As mentioned earlier, when getting a hard drive you want to make sure that you will have enough space for all your data. Hard drives are measured in Gigabytes (GB) and Terabytes (TB), with 1000 GB being equal to 1 TB. How much you need will depend on what you store, but if you are only looking at general photo, music and games storage then 250 GB would probably satisfy. However, if you need higher capacity, perhaps for things such as HD video, then it will be worth investing in a drive that can hold more.

Another technical specification that is important is the rotational speed of the drive, which is measured in revolutions per minute (rpm). This figure means how fast the drive will be able to read and write data – the higher the figure, the quicker it is. Average desktop drives will spin at 7200 rpm and this is the best for the average consumer. Enthusiasts and businesses will probably look at something towards 10000 rpm to deal with the extra load. It is noteworthy that the higher the rpm the more likely the drive is to fail due to the increased strain.

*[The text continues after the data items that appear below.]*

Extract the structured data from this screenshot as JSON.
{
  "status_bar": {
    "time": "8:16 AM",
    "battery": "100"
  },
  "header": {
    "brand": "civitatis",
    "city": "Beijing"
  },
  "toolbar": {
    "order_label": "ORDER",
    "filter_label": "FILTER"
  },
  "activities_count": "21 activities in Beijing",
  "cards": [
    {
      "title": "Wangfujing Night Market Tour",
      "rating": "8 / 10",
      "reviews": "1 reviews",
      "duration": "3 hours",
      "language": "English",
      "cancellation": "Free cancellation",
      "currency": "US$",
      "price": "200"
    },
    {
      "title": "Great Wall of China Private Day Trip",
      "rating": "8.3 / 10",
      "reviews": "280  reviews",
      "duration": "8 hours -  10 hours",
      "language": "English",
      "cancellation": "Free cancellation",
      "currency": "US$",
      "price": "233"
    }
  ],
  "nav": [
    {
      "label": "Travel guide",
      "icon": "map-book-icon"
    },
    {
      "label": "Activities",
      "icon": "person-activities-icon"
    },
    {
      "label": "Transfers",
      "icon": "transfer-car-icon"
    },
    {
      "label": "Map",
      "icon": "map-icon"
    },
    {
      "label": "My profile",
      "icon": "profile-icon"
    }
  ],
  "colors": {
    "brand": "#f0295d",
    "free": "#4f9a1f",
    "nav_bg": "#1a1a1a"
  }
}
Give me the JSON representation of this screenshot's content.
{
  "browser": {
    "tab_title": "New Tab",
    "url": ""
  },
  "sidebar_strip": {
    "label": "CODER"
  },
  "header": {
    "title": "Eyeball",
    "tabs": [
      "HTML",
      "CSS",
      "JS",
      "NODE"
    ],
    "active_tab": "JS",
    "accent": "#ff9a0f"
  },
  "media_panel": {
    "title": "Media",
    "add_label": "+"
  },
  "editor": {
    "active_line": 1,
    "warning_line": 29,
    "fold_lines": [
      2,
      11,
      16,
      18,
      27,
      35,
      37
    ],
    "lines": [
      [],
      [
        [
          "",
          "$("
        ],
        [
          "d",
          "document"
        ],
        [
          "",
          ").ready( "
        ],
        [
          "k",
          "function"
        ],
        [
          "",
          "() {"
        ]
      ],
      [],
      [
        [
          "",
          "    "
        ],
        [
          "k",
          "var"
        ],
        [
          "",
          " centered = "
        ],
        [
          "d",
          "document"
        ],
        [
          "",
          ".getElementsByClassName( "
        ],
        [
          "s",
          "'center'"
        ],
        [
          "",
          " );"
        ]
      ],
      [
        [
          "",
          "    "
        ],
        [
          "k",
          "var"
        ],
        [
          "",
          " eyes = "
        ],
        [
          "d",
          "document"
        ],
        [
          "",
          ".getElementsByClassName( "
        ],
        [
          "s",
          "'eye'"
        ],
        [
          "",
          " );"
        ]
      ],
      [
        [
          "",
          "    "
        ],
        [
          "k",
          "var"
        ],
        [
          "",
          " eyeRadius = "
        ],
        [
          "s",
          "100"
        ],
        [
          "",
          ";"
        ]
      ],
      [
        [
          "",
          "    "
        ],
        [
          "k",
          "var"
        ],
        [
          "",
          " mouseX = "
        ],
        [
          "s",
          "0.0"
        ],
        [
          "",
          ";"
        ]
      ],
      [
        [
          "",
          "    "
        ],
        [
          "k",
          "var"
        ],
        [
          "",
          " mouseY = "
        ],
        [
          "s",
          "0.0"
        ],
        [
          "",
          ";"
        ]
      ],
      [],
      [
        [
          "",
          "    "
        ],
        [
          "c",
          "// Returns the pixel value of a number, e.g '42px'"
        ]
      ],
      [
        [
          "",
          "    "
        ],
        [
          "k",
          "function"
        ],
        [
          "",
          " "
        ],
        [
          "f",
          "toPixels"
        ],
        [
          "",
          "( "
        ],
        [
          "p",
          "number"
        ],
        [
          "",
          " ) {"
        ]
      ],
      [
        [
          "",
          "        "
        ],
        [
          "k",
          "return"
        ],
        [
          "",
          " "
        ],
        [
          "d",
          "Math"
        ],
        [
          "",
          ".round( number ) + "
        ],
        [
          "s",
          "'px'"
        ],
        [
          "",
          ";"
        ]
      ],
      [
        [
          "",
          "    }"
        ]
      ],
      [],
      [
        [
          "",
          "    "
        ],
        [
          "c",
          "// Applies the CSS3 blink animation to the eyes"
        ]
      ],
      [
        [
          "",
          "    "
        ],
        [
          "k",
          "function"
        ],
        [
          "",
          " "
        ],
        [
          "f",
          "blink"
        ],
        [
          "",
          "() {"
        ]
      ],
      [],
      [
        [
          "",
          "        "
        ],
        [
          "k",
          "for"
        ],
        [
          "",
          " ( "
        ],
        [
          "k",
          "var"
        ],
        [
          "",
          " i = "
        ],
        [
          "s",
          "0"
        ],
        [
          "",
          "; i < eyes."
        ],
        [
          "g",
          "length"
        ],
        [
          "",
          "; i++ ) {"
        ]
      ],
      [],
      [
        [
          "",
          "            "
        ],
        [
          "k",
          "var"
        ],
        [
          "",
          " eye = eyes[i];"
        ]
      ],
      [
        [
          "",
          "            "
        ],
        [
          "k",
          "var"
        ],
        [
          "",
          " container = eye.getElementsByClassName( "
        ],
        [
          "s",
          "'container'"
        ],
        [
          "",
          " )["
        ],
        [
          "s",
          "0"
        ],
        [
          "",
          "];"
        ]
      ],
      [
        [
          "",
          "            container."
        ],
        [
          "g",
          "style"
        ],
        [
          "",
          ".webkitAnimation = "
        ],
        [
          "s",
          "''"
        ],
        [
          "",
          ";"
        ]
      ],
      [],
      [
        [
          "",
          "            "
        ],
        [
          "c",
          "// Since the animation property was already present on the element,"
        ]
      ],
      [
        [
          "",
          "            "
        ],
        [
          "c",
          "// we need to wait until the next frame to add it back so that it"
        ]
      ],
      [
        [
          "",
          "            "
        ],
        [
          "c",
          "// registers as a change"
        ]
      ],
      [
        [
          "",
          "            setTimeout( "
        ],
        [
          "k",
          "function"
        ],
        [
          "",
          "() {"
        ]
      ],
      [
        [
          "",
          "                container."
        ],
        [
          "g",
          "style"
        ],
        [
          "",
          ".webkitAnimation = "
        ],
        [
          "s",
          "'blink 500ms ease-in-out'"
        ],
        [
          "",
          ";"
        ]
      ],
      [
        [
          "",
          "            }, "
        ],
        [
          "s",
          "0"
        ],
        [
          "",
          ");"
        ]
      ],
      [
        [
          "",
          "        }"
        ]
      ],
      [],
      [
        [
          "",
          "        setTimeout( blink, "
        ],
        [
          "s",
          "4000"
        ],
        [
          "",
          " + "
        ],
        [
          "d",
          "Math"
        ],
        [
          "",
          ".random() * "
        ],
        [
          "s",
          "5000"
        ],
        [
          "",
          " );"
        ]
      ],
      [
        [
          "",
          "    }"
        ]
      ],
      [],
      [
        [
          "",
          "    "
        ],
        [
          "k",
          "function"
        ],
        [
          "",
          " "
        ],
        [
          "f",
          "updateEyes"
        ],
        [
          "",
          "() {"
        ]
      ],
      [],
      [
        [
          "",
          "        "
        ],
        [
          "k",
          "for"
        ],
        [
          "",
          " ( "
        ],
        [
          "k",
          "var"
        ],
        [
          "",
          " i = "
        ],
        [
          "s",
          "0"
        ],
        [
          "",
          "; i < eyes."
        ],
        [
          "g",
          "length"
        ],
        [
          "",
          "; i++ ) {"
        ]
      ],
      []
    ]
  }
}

There is also something called the interface. Most drives now use a SATA interface, which has a maximum transfer rate of either 150 MB or 300 MB per second (although such a rate is more suited to RAID). There are also PATA drives, which are less common but still available to buy. These have maximum transfer rates of 100 MB or 133 MB per second. The drives will rarely reach those values, but it is probably best to go with a SATA interface as it is more widely used.

Average seek speed is also another measure and it is how fast a drive will locate a certain piece of data. However, unless the drive is bringing together lots of small data from all over the drive, typical use will not see much benefit from having a higher seek speed.